Ian Paget: That’s really interesting. I need to make sure to listen to that. But I think you’re right. I know when you work with others you get more done and use the best skills of everyone that you collaborate with, so it doesn’t surprise me at all that that’s been a common theme for people that happen to be successful. Now I know we are near the end of the time we have available because you got a hard stop.
I’m going to ask you one last question. We spoke a lot about UX design, and there’s been a few books that you mentioned, but are there any particular books that you’ve not already mentioned? Books or resources that you would recommend graphic designers to go out and buy so that they can be better UX designers?
Aaron Walter: Absolutely.
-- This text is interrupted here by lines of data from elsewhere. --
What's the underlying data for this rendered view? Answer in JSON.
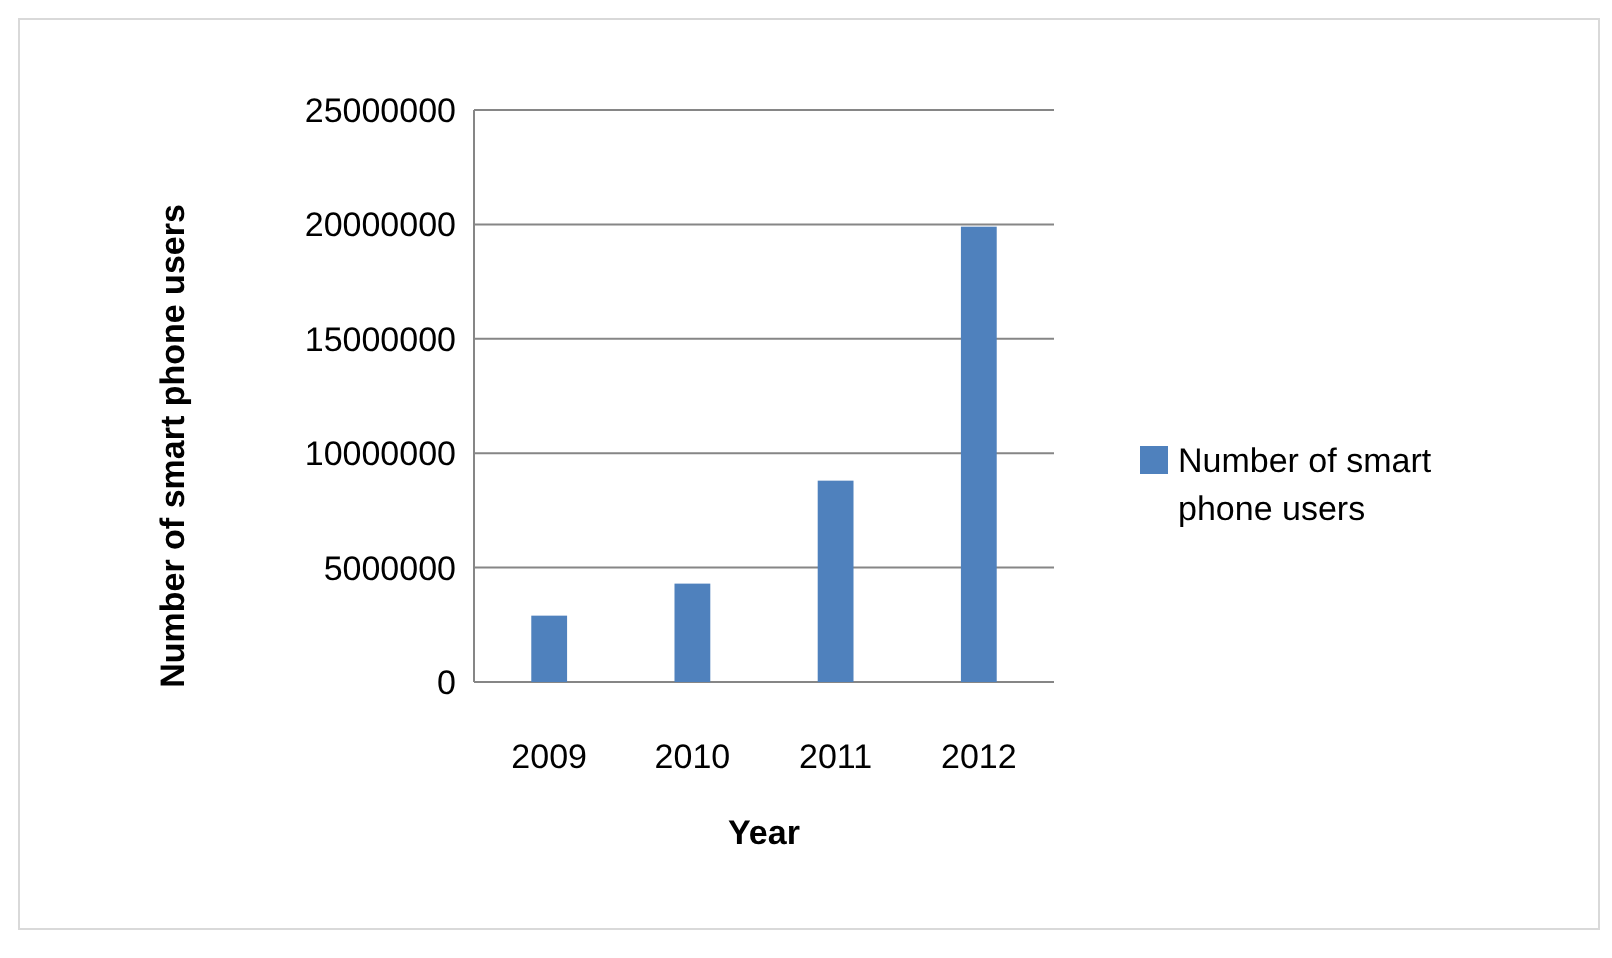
{
  "chart_data": {
    "type": "bar",
    "xlabel": "Year",
    "ylabel": "Number of smart phone users",
    "categories": [
      "2009",
      "2010",
      "2011",
      "2012"
    ],
    "series": [
      {
        "name": "Number of smart phone users",
        "color": "#4f81bd",
        "values": [
          2900000,
          4300000,
          8800000,
          19900000
        ]
      }
    ],
    "ylim": [
      0,
      25000000
    ],
    "yticks": [
      0,
      5000000,
      10000000,
      15000000,
      20000000,
      25000000
    ],
    "grid": "y",
    "legend": "right"
  }
}
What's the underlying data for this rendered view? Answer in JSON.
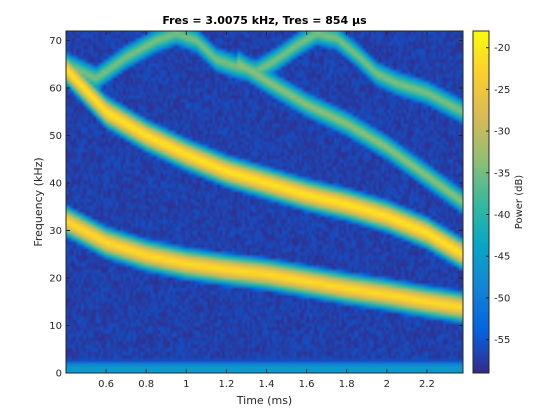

One of my all time favourite books and I’ve had it for probably a decade and I still reference it, is Universal Principles of Design. That’s a great one. It’s about concepts, techniques, methodologies. That’s a good reference point, and what I like about that is that it feels like it bridges some of the concepts of graphic design and experience design, service design, all in one place. It’s a fun read and it’s also just an easy reference.
If you’re trying to get your bearings just on some basics of UX design, you might want to check out my colleague Leah Buleys book, UX Team of One, which just assembles all of the basic principles of how to do UX in one place. That’s a great read.
If you’re getting your bearings with research, you’re curious about that and you want to find how do I pull this into the work that I do and the offerings that I give my clients, Erika Hall’s book, Just Enough Research, from A Book Apart, is a great one. Of course, all of the books from A Book Apart, I think they’re … Jason Santa Maria’s book on typology is great. There is Ethan Marcotte’s book on responsive design. There’s so many good ones in there.
Ian Paget: Yeah, I’d agree with those books. I’ve got a couple of them and they’re absolutely amazing. Now I’m keen to read the one that you wrote, now that you’ve explained the concept of using emotion within your work. That’s really interesting. I’ll be honest, when I read the title, I didn’t quite understand how that would work, but now you’ve explained it, I’m really keen to learn more about that. I appreciate you explaining that.
Aaron, I know that you need to make a move in the next 10 minutes, so I’m going to wrap up the interview, but I just want to say thank you so much for coming on and for sharing some of your wisdom, and I’ll make sure to link to everything that you mentioned in the show so that people can find and learn more about you. I just want to say, thank you so much for coming on and for sharing so much with us.
Aaron Walter: Yeah, thank you for having me. It’s been a pleasure talking with you.